Now, given that everyone - even Kris - gave this book a rating of 4+ stars, I was expecting to love it. Instead, I found myself underwhelmed and, to be honest, finishing it was a bit of a slog. I'm not going into the specific reasons why here, because I'm going to review it tomorrow, but I did wonder, in part, whether my expectations were too high based on what I'd seen from other people. Did the fact that I was expecting to love the book actually count against it when it came to my reaction? This is entirely possible, because as I examine why I had problems with the book, I realise that a lot of it is to do with personal feelings and not much to do with there being technically much wrong with the book.

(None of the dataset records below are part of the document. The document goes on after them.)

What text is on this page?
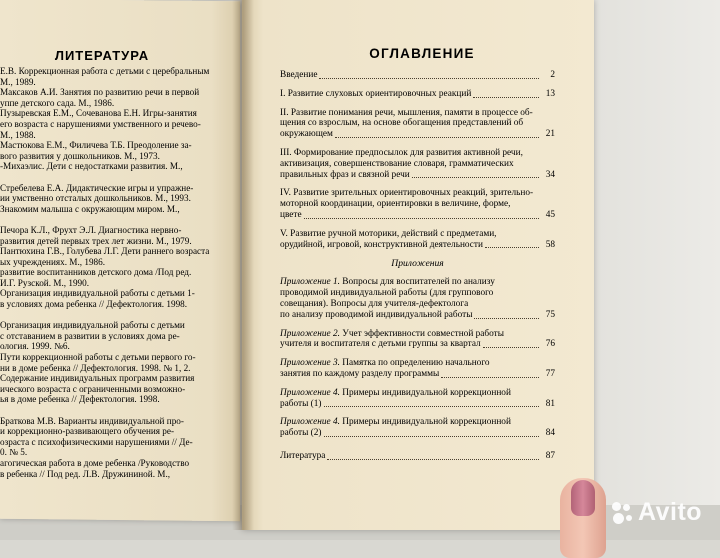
ЛИТЕРАТУРА
Е.В. Коррекционная работа с детьми с церебральным
М., 1989.
Максаков А.И. Занятия по развитию речи в первой
уппе детского сада. М., 1986.
Пузыревская Е.М., Сочеванова Е.Н. Игры-занятия
его возраста с нарушениями умственного и речево-
М., 1988.
Мастюкова Е.М., Филичева Т.Б. Преодоление за-
вого развития у дошкольников. М., 1973.
-Михаэлис. Дети с недостатками развития. М.,
Стребелева Е.А. Дидактические игры и упражне-
ии умственно отсталых дошкольников. М., 1993.
Знакомим малыша с окружающим миром. М.,
Печора К.Л., Фрухт Э.Л. Диагностика нервно-
развития детей первых трех лет жизни. М., 1979.
Пантюхина Г.В., Голубева Л.Г. Дети раннего возраста
ых учреждениях. М., 1986.
развитие воспитанников детского дома /Под ред.
И.Г. Рузской. М., 1990.
Организация индивидуальной работы с детьми 1-
в условиях дома ребенка // Дефектология. 1998.
Организация индивидуальной работы с детьми
с отставанием в развитии в условиях дома ре-
ология. 1999. №6.
Пути коррекционной работы с детьми первого го-
ни в доме ребенка // Дефектология. 1998. № 1, 2.
Содержание индивидуальных программ развития
ического возраста с ограниченными возможно-
ья в доме ребенка // Дефектология. 1998.
Браткова М.В. Варианты индивидуальной про-
и коррекционно-развивающего обучения ре-
озраста с психофизическими нарушениями // Де-
0. № 5.
агогическая работа в доме ребенка /Руководство
в ребенка // Под ред. Л.В. Дружининой. М.,
ОГЛАВЛЕНИЕ
Введение	2
I. Развитие слуховых ориентировочных реакций	13
II. Развитие понимания речи, мышления, памяти в процессе об-
щения со взрослым, на основе обогащения представлений об
окружающем	21
III. Формирование предпосылок для развития активной речи,
активизация, совершенствование словаря, грамматических
правильных фраз и связной речи	34
IV. Развитие зрительных ориентировочных реакций, зрительно-
моторной координации, ориентировки в величине, форме,
цвете	45
V. Развитие ручной моторики, действий с предметами,
орудийной, игровой, конструктивной деятельности	58
Приложения
Приложение 1. Вопросы для воспитателей по анализу
проводимой индивидуальной работы (для группового
совещания). Вопросы для учителя-дефектолога
по анализу проводимой индивидуальной работы	75
Приложение 2. Учет эффективности совместной работы
учителя и воспитателя с детьми группы за квартал	76
Приложение 3. Памятка по определению начального
занятия по каждому разделу программы	77
Приложение 4. Примеры индивидуальной коррекционной
работы (1)	81
Приложение 4. Примеры индивидуальной коррекционной
работы (2)	84
Литература	87
Avito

Let's take the opposite side of things. I have a book in my TBR pile which has been slammed on Good Reads and some other review sites - The Shunned by Jay Hughes. The author sent it to me to review and I'm embarrassed to say that I've been putting it off because of all the bad reviews it's been getting - again I've only seen the star ratings and not read the actual reviews. I'm going to have to knuckle down and read it ready to review next week because it's not fair to the author to keep him waiting when I said I would review his book, but my expectations of the book are not high, to say the least. Part of me is wondering whether my low expectations are going to cloud my reading of the book. Will it get a higher grade because I'm not expecting it to be a good read? I can't answer that until I start reading, but it's a slight worry in the back of my mind.
Before I joined Good Reads I was pretty good at ignoring what everyone else thought of a book until after I'd read it myself. This meant that I often approached a book with no expectations whatsoever. I was a clean slate, as it were. Now that I look on GRs on a regular basis, I find I am getting an overall view of the opinions of others before I read a book. It's almost impossible to avoid unless I stop visiting GRs at all, which I'm not going to do. In the end I just have to accept that I can't cocoon myself off from everything and as long as I'm aware of the influence that other reader's views may have on my opinion of a book then my reviews should still be able to write an honest review which isn't clouded by what other's may have thought of it.
How about you? Do you find yourself influenced by what others have thought of a book and does the fact that a book has been raved about/slammed affect your own interpretation of a book?